The butterflies came and enveloped me, smothered me, and I took a deep breath and tried to push them away but they kept coming and sticking my arms to my chest like an Egyptian mummy....and then I woke up. I thought. I was sure I woke up, but in retrospect, that’s a ridiculous thing to think, considering what it looked like. 

I stood on a field of glass with a mirrored sky that, predictably, also looked like an endless field of glass, and there I met some dead people.

At this point, it seems to be sort of a habit of mine, I know, right? How queer. Anyway, the first one I met was Pearl, and she had this dummy with big pink hair, like a sewing dummy, and she was dancing a waltz with it, and I don’t know if this was a real Pearl or not but at the time I thought I woke up. So, she danced the waltz, and kept speaking, ranting, not yelling but ranting. By the end, it sounded like she was going to tear up. She had a sickly blue glow around her the whole time.
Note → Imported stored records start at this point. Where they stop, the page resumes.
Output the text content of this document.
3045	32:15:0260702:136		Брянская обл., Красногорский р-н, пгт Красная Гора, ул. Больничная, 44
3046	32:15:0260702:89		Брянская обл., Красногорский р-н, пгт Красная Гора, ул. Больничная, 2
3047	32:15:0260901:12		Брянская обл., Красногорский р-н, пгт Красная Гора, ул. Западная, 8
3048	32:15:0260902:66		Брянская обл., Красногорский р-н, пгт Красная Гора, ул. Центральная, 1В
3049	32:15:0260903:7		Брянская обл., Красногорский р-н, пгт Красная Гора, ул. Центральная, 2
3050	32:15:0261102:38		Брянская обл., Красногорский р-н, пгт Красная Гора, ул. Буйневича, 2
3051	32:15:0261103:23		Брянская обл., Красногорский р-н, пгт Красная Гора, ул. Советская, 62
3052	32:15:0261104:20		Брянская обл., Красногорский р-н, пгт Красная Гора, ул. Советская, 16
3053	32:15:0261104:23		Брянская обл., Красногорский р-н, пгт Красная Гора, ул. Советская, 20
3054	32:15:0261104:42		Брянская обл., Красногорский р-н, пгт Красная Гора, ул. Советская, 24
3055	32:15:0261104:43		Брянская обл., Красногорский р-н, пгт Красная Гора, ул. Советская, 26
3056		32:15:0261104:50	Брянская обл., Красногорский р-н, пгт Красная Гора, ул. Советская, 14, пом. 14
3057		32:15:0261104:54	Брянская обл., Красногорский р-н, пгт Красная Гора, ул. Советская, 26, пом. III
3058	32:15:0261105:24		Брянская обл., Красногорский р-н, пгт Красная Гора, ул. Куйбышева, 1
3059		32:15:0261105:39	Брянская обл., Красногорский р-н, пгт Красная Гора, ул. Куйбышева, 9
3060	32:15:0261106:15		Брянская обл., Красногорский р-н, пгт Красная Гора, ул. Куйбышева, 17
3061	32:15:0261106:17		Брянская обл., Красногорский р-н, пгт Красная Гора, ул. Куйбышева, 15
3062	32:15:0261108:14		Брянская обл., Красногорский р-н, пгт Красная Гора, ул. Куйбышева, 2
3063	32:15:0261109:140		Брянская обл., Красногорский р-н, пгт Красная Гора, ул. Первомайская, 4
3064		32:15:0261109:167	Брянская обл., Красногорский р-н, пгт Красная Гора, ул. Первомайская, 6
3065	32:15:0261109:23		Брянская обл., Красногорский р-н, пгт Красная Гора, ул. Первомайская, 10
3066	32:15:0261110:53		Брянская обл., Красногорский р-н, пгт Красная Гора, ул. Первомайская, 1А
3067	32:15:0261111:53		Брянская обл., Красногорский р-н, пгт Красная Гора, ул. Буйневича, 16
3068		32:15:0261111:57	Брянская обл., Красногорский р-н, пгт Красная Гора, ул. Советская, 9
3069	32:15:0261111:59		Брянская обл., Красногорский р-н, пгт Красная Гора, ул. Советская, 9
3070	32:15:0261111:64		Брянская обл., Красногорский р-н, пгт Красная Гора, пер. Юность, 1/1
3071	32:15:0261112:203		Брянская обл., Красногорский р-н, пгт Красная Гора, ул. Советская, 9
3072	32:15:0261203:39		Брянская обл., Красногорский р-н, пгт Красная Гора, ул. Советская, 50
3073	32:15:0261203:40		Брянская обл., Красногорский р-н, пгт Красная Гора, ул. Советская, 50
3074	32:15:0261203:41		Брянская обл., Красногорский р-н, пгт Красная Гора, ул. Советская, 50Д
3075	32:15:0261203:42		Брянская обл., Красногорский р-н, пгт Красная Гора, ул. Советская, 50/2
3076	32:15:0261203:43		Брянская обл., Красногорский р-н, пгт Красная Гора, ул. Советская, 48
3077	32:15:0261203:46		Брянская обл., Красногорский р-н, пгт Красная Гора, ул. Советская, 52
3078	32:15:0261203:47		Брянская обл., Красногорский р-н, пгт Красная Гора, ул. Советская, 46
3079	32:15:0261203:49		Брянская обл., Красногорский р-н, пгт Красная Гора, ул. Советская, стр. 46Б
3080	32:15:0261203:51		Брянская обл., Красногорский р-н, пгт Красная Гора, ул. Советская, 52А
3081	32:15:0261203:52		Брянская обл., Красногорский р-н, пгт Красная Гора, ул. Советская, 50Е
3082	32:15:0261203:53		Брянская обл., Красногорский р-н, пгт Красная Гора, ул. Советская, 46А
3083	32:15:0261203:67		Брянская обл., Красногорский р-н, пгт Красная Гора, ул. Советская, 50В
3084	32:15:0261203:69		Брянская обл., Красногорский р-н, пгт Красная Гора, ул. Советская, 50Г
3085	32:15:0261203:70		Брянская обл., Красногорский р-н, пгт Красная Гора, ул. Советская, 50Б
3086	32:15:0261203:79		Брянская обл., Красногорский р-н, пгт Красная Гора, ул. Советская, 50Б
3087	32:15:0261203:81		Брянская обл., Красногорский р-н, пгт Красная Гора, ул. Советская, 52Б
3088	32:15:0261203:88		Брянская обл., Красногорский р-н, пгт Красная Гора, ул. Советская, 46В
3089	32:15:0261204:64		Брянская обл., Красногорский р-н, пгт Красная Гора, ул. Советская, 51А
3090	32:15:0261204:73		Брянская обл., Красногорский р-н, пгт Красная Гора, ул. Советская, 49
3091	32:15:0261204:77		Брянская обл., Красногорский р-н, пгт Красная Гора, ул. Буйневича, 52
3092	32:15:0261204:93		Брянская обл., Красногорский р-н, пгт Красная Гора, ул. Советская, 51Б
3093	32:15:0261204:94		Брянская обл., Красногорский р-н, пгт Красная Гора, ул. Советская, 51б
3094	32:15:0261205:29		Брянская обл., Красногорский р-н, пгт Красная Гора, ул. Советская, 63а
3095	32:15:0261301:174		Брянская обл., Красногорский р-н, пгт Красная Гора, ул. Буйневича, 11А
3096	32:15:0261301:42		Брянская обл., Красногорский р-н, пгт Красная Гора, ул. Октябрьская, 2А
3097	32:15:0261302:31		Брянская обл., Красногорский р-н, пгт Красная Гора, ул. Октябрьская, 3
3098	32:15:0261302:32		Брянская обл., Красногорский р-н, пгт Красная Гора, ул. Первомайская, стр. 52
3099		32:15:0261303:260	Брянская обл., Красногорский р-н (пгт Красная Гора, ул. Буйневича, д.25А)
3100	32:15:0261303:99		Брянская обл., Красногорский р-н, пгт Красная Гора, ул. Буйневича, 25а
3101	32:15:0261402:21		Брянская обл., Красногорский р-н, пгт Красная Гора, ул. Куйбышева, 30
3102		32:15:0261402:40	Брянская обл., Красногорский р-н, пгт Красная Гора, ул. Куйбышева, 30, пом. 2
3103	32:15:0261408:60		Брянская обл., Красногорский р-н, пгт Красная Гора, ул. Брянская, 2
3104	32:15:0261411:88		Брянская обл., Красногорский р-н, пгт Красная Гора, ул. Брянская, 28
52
“Oh, Rose, Rose, Rose, how could this have happened, you’re here with me, but you’re not, and I know you’re not, and I guess it’s over now, isn’t it, but I swear that whatever we had...You killed it. Why him, Rose? Why Greg? What did he have that I didn’t? I’d die for you, Rose! I would have died for you. What could he give you? We got so far, Rose, and you never noticed, even when we shared our drinks in private, together, alone, and... We got so far, Rose...We could have...It should’ve been different.”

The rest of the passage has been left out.